Data protection by law and data protection by design
Two broad and complementary concepts that summarise data protection techniques can be distinguished between ‘protection by law’ and ‘protection by design’. Protection by law is built on the principles of responsible data sharing and refers to the establishment of protocols that stakeholders participating in collaboration have to sign and follow. The method can be time-consuming, stakeholder selective, and cannot guarantee security in all instances.
Data protection by design implies an in-built technology solution for every stage of data management that can withstand any external and internal threats thanks to its impervious data security controls. The problem is that despite several generations of secure multi-party computing technologies, none of them was efficient and fast enough to be adopted on a large scale. The variety of existing privacy-enhancing solutions lacked comprehensive hardware-backed technologies that could prove the security-by-design concept.

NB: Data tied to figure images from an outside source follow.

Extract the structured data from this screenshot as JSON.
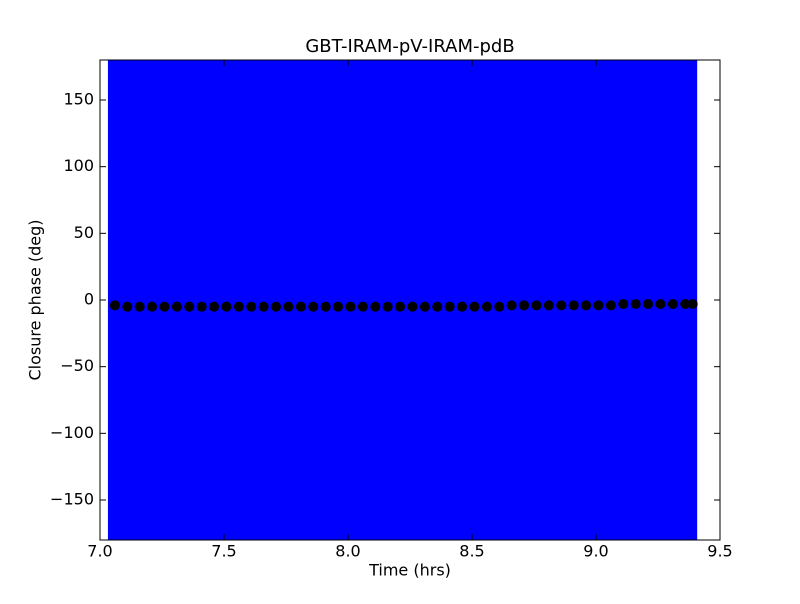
{
  "chart_data": {
    "type": "errorbar_scatter",
    "title": "GBT-IRAM-pV-IRAM-pdB",
    "xlabel": "Time (hrs)",
    "ylabel": "Closure phase (deg)",
    "xlim": [
      7.0,
      9.5
    ],
    "ylim": [
      -180,
      180
    ],
    "xticks": [
      {
        "value": 7.0,
        "label": "7.0"
      },
      {
        "value": 7.5,
        "label": "7.5"
      },
      {
        "value": 8.0,
        "label": "8.0"
      },
      {
        "value": 8.5,
        "label": "8.5"
      },
      {
        "value": 9.0,
        "label": "9.0"
      },
      {
        "value": 9.5,
        "label": "9.5"
      }
    ],
    "yticks": [
      {
        "value": -150,
        "label": "−150"
      },
      {
        "value": -100,
        "label": "−100"
      },
      {
        "value": -50,
        "label": "−50"
      },
      0,
      50,
      100,
      150
    ],
    "color": "#000000",
    "error_color": "#0000ff",
    "x": [
      7.06,
      7.11,
      7.16,
      7.21,
      7.26,
      7.31,
      7.36,
      7.41,
      7.46,
      7.51,
      7.56,
      7.61,
      7.66,
      7.71,
      7.76,
      7.81,
      7.86,
      7.91,
      7.96,
      8.01,
      8.06,
      8.11,
      8.16,
      8.21,
      8.26,
      8.31,
      8.36,
      8.41,
      8.46,
      8.51,
      8.56,
      8.61,
      8.66,
      8.71,
      8.76,
      8.81,
      8.86,
      8.91,
      8.96,
      9.01,
      9.06,
      9.11,
      9.16,
      9.21,
      9.26,
      9.31,
      9.36,
      9.39
    ],
    "values": [
      -4,
      -5,
      -5,
      -5,
      -5,
      -5,
      -5,
      -5,
      -5,
      -5,
      -5,
      -5,
      -5,
      -5,
      -5,
      -5,
      -5,
      -5,
      -5,
      -5,
      -5,
      -5,
      -5,
      -5,
      -5,
      -5,
      -5,
      -5,
      -5,
      -5,
      -5,
      -5,
      -4,
      -4,
      -4,
      -4,
      -4,
      -4,
      -4,
      -4,
      -4,
      -3,
      -3,
      -3,
      -3,
      -3,
      -3,
      -3
    ],
    "errors": [
      200,
      200,
      200,
      200,
      200,
      200,
      200,
      200,
      200,
      200,
      200,
      200,
      200,
      200,
      200,
      200,
      200,
      200,
      200,
      200,
      200,
      200,
      200,
      200,
      200,
      200,
      200,
      200,
      200,
      200,
      200,
      200,
      200,
      200,
      200,
      200,
      200,
      200,
      200,
      200,
      200,
      200,
      200,
      200,
      200,
      200,
      200,
      200
    ]
  }
}
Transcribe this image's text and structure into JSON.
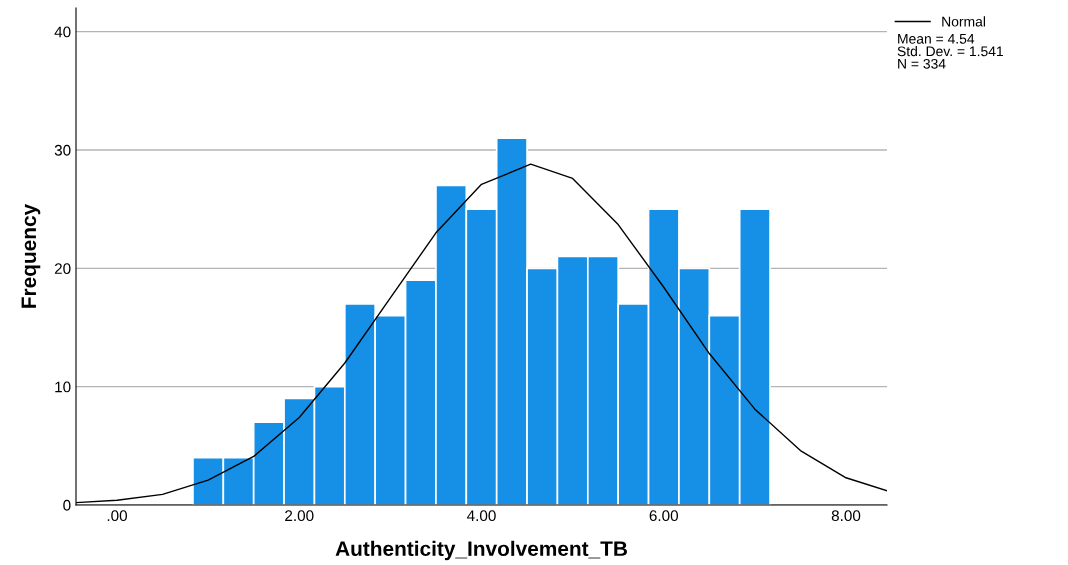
{
  "chart_data": {
    "type": "histogram",
    "xlabel": "Authenticity_Involvement_TB",
    "ylabel": "Frequency",
    "bins": [
      0.8333,
      1.1667,
      1.5,
      1.8333,
      2.1667,
      2.5,
      2.8333,
      3.1667,
      3.5,
      3.8333,
      4.1667,
      4.5,
      4.8333,
      5.1667,
      5.5,
      5.8333,
      6.1667,
      6.5,
      6.8333,
      7.1667
    ],
    "values": [
      4,
      4,
      7,
      9,
      10,
      17,
      16,
      19,
      27,
      25,
      31,
      20,
      21,
      21,
      17,
      25,
      20,
      16,
      25
    ],
    "color": "#1590e6",
    "series": [
      {
        "name": "Normal",
        "type": "line",
        "color": "#000000",
        "x": [
          -0.45,
          0,
          0.5,
          1,
          1.5,
          2,
          2.5,
          3,
          3.5,
          4,
          4.54,
          5,
          5.5,
          6,
          6.5,
          7,
          7.5,
          8,
          8.45
        ],
        "values": [
          0.2,
          0.4,
          0.9,
          2.1,
          4.1,
          7.4,
          12.0,
          17.5,
          23.0,
          27.1,
          28.8,
          27.6,
          23.7,
          18.4,
          12.8,
          8.1,
          4.6,
          2.3,
          1.2
        ]
      }
    ],
    "xlim": [
      -0.45,
      8.45
    ],
    "ylim": [
      0,
      42
    ],
    "xticks": [
      {
        "value": 0,
        "label": ".00"
      },
      {
        "value": 2,
        "label": "2.00"
      },
      {
        "value": 4,
        "label": "4.00"
      },
      {
        "value": 6,
        "label": "6.00"
      },
      {
        "value": 8,
        "label": "8.00"
      }
    ],
    "yticks": [
      0,
      10,
      20,
      30,
      40
    ],
    "grid": "y",
    "legend": "top right",
    "annotations": [
      "Mean = 4.54",
      "Std. Dev. = 1.541",
      "N = 334"
    ]
  }
}
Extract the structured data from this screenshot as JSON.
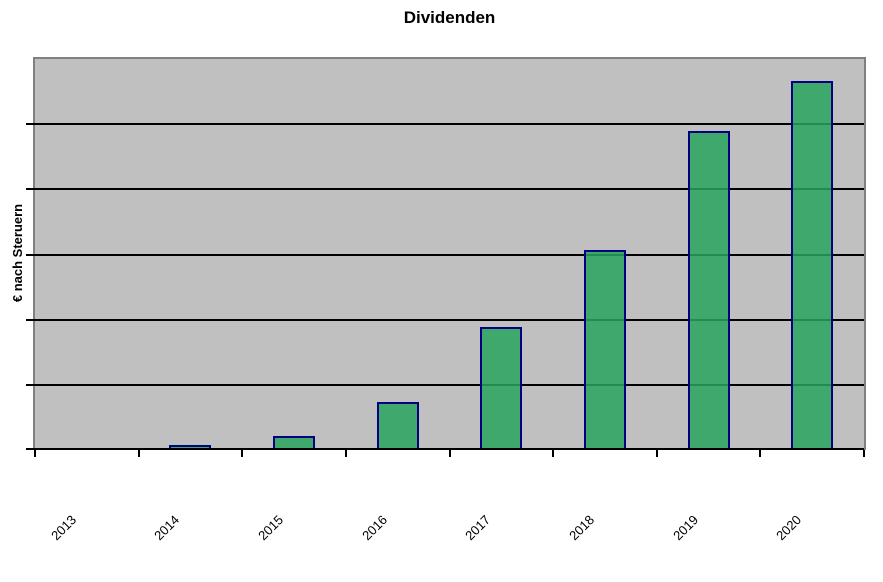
{
  "chart_data": {
    "type": "bar",
    "title": "Dividenden",
    "xlabel": "",
    "ylabel": "€ nach Steruern",
    "categories": [
      "2013",
      "2014",
      "2015",
      "2016",
      "2017",
      "2018",
      "2019",
      "2020"
    ],
    "values": [
      0,
      0.08,
      0.21,
      0.73,
      1.89,
      3.07,
      4.89,
      5.66
    ],
    "value_units": "relative gridline units (no numeric y-axis tick labels shown)",
    "ylim": [
      0,
      6
    ],
    "gridlines": "horizontal, 6 equal divisions, black",
    "y_tick_labels": "none",
    "x_label_rotation_deg": -45,
    "legend": "none",
    "colors": {
      "bar_fill": "#28a35e",
      "bar_fill_opacity": 0.85,
      "bar_border": "#000080",
      "plot_background": "#c0c0c0",
      "plot_border": "#808080",
      "gridline": "#000000",
      "axis": "#000000",
      "text": "#000000",
      "page_background": "#ffffff"
    }
  }
}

Confidential Computing is a novel hardware-based technology that enables secure-by-design data collaboration
The initiative to advance the protection of data in use has been led by Intel, AMD, Microsoft, HP, and IBM since 2003. In 2019, the efforts were transformed into the Confidential Computing Consortium under the Linux Foundation and the global IT leaders that introduced a game-changing technology — Confidential Computing.
Confidential Computing is the protection of data-in-use by performing computations in a hardware-based Trusted Execution Environment (TEE). TEE is a secure area of the main processor that essentially operates as a black box or the so-called secure ‘enclave’. Data and code can be transferred to the enclave where computations will be executed in hardware isolation.

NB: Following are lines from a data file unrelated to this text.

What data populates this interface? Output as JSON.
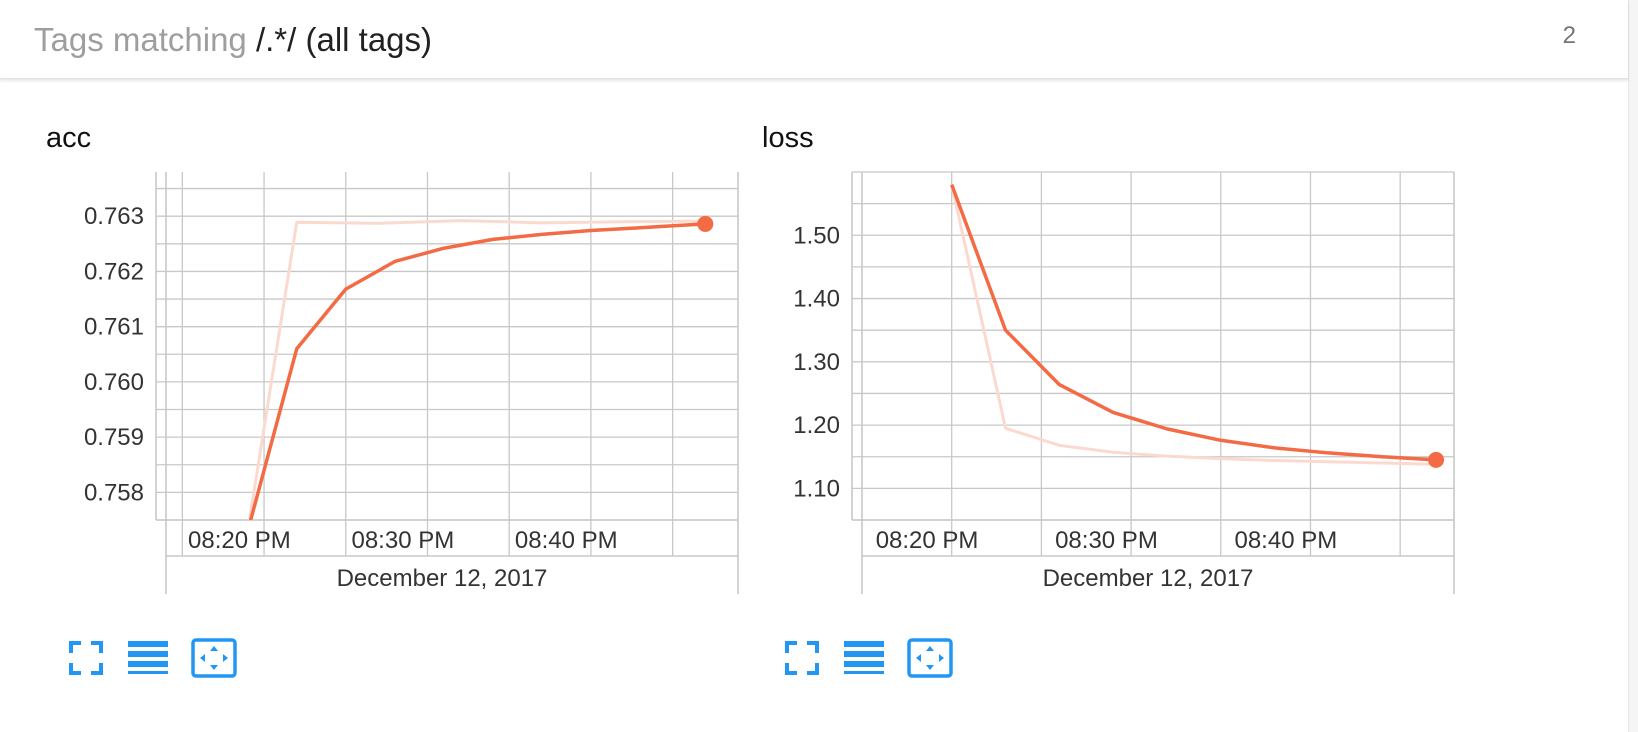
{
  "header": {
    "prefix": "Tags matching ",
    "regex": "/.*/",
    "suffix": " (all tags)",
    "count": "2"
  },
  "colors": {
    "series": "#f26b45",
    "series_faint": "#fcd9cf",
    "grid": "#c8c8c8",
    "icon": "#2196f3"
  },
  "panels": [
    {
      "title": "acc",
      "x_date_label": "December 12, 2017",
      "buttons": [
        "fullscreen-icon",
        "list-icon",
        "fit-domain-icon"
      ]
    },
    {
      "title": "loss",
      "x_date_label": "December 12, 2017",
      "buttons": [
        "fullscreen-icon",
        "list-icon",
        "fit-domain-icon"
      ]
    }
  ],
  "chart_data": [
    {
      "type": "line",
      "title": "acc",
      "xlabel": "December 12, 2017",
      "x_tick_labels": [
        "08:20 PM",
        "08:30 PM",
        "08:40 PM"
      ],
      "y_tick_labels": [
        "0.758",
        "0.759",
        "0.760",
        "0.761",
        "0.762",
        "0.763"
      ],
      "ylim": [
        0.7575,
        0.7638
      ],
      "xlim": [
        "20:14",
        "20:49"
      ],
      "grid": true,
      "series": [
        {
          "style": "raw",
          "x": [
            "20:19",
            "20:22",
            "20:27",
            "20:32",
            "20:37",
            "20:42",
            "20:47"
          ],
          "y": [
            0.7573,
            0.76289,
            0.76287,
            0.76292,
            0.76288,
            0.7629,
            0.76291
          ]
        },
        {
          "style": "smoothed",
          "x": [
            "20:19",
            "20:22",
            "20:25",
            "20:28",
            "20:31",
            "20:34",
            "20:37",
            "20:40",
            "20:43",
            "20:47"
          ],
          "y": [
            0.7573,
            0.7606,
            0.76168,
            0.76218,
            0.76242,
            0.76258,
            0.76267,
            0.76274,
            0.76279,
            0.76286
          ]
        }
      ]
    },
    {
      "type": "line",
      "title": "loss",
      "xlabel": "December 12, 2017",
      "x_tick_labels": [
        "08:20 PM",
        "08:30 PM",
        "08:40 PM"
      ],
      "y_tick_labels": [
        "1.10",
        "1.20",
        "1.30",
        "1.40",
        "1.50"
      ],
      "ylim": [
        1.05,
        1.6
      ],
      "xlim": [
        "20:15",
        "20:48"
      ],
      "grid": true,
      "series": [
        {
          "style": "raw",
          "x": [
            "20:20",
            "20:23",
            "20:26",
            "20:29",
            "20:32",
            "20:35",
            "20:38",
            "20:41",
            "20:44",
            "20:47"
          ],
          "y": [
            1.58,
            1.195,
            1.168,
            1.157,
            1.151,
            1.147,
            1.144,
            1.142,
            1.14,
            1.138
          ]
        },
        {
          "style": "smoothed",
          "x": [
            "20:20",
            "20:23",
            "20:26",
            "20:29",
            "20:32",
            "20:35",
            "20:38",
            "20:41",
            "20:44",
            "20:47"
          ],
          "y": [
            1.58,
            1.35,
            1.264,
            1.22,
            1.194,
            1.176,
            1.164,
            1.156,
            1.15,
            1.145
          ]
        }
      ]
    }
  ]
}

Once inside the black box, the code can no longer be modified. All computations occur only inside the black box. Computational results received after code execution can be in the form of analytical insights or trained models. After the code is executed, the TEE black box is eliminated, along with all the code and data. Hence, TEE ensures data integrity, data confidentiality, and code integrity, and protects against internal and external threats, including cloud providers.

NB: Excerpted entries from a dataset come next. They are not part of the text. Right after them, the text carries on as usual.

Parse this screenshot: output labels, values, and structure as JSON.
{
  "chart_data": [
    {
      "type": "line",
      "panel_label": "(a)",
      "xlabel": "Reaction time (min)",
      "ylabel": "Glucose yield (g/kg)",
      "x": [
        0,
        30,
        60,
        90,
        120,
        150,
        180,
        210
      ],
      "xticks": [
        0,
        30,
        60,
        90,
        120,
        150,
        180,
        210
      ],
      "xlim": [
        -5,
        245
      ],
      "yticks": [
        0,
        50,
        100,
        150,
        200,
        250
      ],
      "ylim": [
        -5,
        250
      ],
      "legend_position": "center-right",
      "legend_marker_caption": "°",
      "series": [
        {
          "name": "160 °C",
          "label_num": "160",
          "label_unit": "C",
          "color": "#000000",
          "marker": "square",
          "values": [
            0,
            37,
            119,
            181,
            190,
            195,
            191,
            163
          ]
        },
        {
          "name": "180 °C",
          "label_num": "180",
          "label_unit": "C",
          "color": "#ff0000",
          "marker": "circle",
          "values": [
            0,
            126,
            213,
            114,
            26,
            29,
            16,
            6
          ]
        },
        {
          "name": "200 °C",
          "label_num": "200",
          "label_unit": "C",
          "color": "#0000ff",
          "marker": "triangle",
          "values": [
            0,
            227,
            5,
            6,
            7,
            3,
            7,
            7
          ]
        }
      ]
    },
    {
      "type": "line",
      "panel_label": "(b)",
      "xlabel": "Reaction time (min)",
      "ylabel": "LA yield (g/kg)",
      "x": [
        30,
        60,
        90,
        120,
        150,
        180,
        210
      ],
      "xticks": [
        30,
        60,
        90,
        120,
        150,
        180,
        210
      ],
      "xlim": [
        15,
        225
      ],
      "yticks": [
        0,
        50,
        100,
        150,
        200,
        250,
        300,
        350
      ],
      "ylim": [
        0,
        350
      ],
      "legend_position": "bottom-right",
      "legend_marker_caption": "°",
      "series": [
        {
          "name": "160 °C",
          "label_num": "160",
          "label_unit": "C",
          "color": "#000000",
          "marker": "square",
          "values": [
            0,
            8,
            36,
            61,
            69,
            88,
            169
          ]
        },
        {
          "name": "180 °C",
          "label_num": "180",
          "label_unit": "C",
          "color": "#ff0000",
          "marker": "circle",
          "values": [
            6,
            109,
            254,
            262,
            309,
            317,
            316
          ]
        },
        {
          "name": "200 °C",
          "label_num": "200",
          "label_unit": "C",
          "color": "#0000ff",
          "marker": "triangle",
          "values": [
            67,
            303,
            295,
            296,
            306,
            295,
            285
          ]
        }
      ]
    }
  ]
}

The disruptive advantage of Confidential Computing is the TEE’s capability to connect data from several sources with no data disclosure among the data owners. This is a new paradigm that enables secure-by-design multi-party analytics. Confidential Computing opens up previously impossible data collaboration scenarios with extraordinary opportunities for data owners and software developers.
As an early adopter of Confidential Computing, GENXT developed a solution that implements new approaches for secure data collaboration in genomics
GENXT Confidential Computing Network is designed to connect GTCs, bioinformatics software developers, and research centres into a peer-to-peer ecosystem for secure-by-design multi-party analytics of genomic and clinical data.
The first application of the Confidential Computing Network is built to improve DNA Relatives Matching which was previously available on locally-controlled databases only. The network connects GTCs among one another, allowing them to add value to their DNA relatives matching services by leveraging each other’s databases to find both close and distant DNA relatives in a secure and privacy-preserving way. The architecture of the Confidential Computing Network architecture ensures that personal genetic data stays undisclosed among GTCs, GENXT, and any third parties.
Therefore, the solution offers a cutting-edge way of collaboration between previously competing companies. In the next article, we will provide more details about our Peer-to-Peer DNA Relatives Matching service.
Other use-case scenarios of the Confidential Computing Network will include a federated learning engine, allowing to train models on genetic data, predict phenotypes, and identify disease-gene associations; patient recruitment for clinical trials, and a marketplace for 3rd-party bioinformatics software.